Dora overhears the daughter asking her father if they can go to the zoo and, when he says he is too busy that day but that the animals get fed every day, she gets the idea that they should move to the zoo. Only they don't know where it is. Their journey takes them around Manhattan and introduces them to several other animals - dogs on the street, an owl who lives at City Hall and tries to devour them, museum beetles in the Museum of Natural History, a sheep in Sheep Meadow, a bookworm at the library, etc. Interestingly enough, all of the animals sing.

I won't tell you how the whole thing turns out, but I found the piece quite charming. I hope they go forward with full-up productions in the future.

As for the event I was actually there for, it consisted partly of Michael A. Kerker interviewing Jo Sullivan Loesser and partly of a group of performers doing Frank Loesser's songs. I should mention that other sessions in the series had the interviews with the actual composer or lyricist, but Loesser died in 1969 so that isn't possible. Jo has certainly done a lot to keep his legacy alive, but her interview responses were largely along the lines of "that's right" or "wasn't that a wonderful song" with just a few revealing anecdotes.

It's really the music that people are there for and that was certainly pleasing. Don Pippin played piano, with Noah Racey, Ron Raines, Susan Egan, and Emily Loesser (and Jo) singing.
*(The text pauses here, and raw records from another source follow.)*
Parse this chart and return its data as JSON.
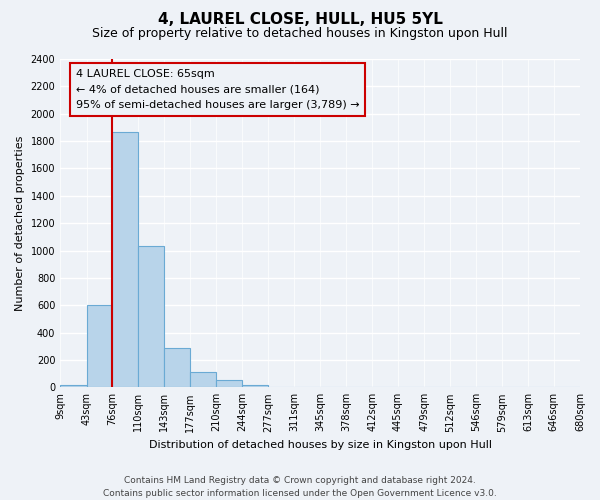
{
  "title": "4, LAUREL CLOSE, HULL, HU5 5YL",
  "subtitle": "Size of property relative to detached houses in Kingston upon Hull",
  "xlabel": "Distribution of detached houses by size in Kingston upon Hull",
  "ylabel": "Number of detached properties",
  "bin_edges": [
    9,
    43,
    76,
    110,
    143,
    177,
    210,
    244,
    277,
    311,
    345,
    378,
    412,
    445,
    479,
    512,
    546,
    579,
    613,
    646,
    680
  ],
  "bin_labels": [
    "9sqm",
    "43sqm",
    "76sqm",
    "110sqm",
    "143sqm",
    "177sqm",
    "210sqm",
    "244sqm",
    "277sqm",
    "311sqm",
    "345sqm",
    "378sqm",
    "412sqm",
    "445sqm",
    "479sqm",
    "512sqm",
    "546sqm",
    "579sqm",
    "613sqm",
    "646sqm",
    "680sqm"
  ],
  "bar_heights": [
    20,
    600,
    1870,
    1030,
    285,
    110,
    50,
    20,
    0,
    0,
    0,
    0,
    0,
    0,
    0,
    0,
    0,
    0,
    0,
    0
  ],
  "bar_color": "#b8d4ea",
  "bar_edge_color": "#6aaad4",
  "vline_position": 2,
  "vline_color": "#cc0000",
  "ylim": [
    0,
    2400
  ],
  "yticks": [
    0,
    200,
    400,
    600,
    800,
    1000,
    1200,
    1400,
    1600,
    1800,
    2000,
    2200,
    2400
  ],
  "annotation_line1": "4 LAUREL CLOSE: 65sqm",
  "annotation_line2": "← 4% of detached houses are smaller (164)",
  "annotation_line3": "95% of semi-detached houses are larger (3,789) →",
  "footer_line1": "Contains HM Land Registry data © Crown copyright and database right 2024.",
  "footer_line2": "Contains public sector information licensed under the Open Government Licence v3.0.",
  "background_color": "#eef2f7",
  "grid_color": "#ffffff",
  "title_fontsize": 11,
  "subtitle_fontsize": 9,
  "axis_label_fontsize": 8,
  "tick_fontsize": 7,
  "annotation_fontsize": 8,
  "footer_fontsize": 6.5
}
I was very impressed with Noah Racey as a song and dance man. (Yes, he got to do "Once In Love With Amy.") What I found most revealing was Susan Egan's comedic skill, particularly in her performance of "They're Either Too Young or Too Old." I will note that they did not perform any songs from Greenwillow, though there was a piece from Senor Discretion Himself. At least there was plenty of material from Guys and Dolls, including "Luck Be a Lady Tonight" (sung by Ron Raines) which is as near perfect a Broadway song as they come.

All in all, it was an entertaining evening - a fine tribute to a fine composer / lyricist.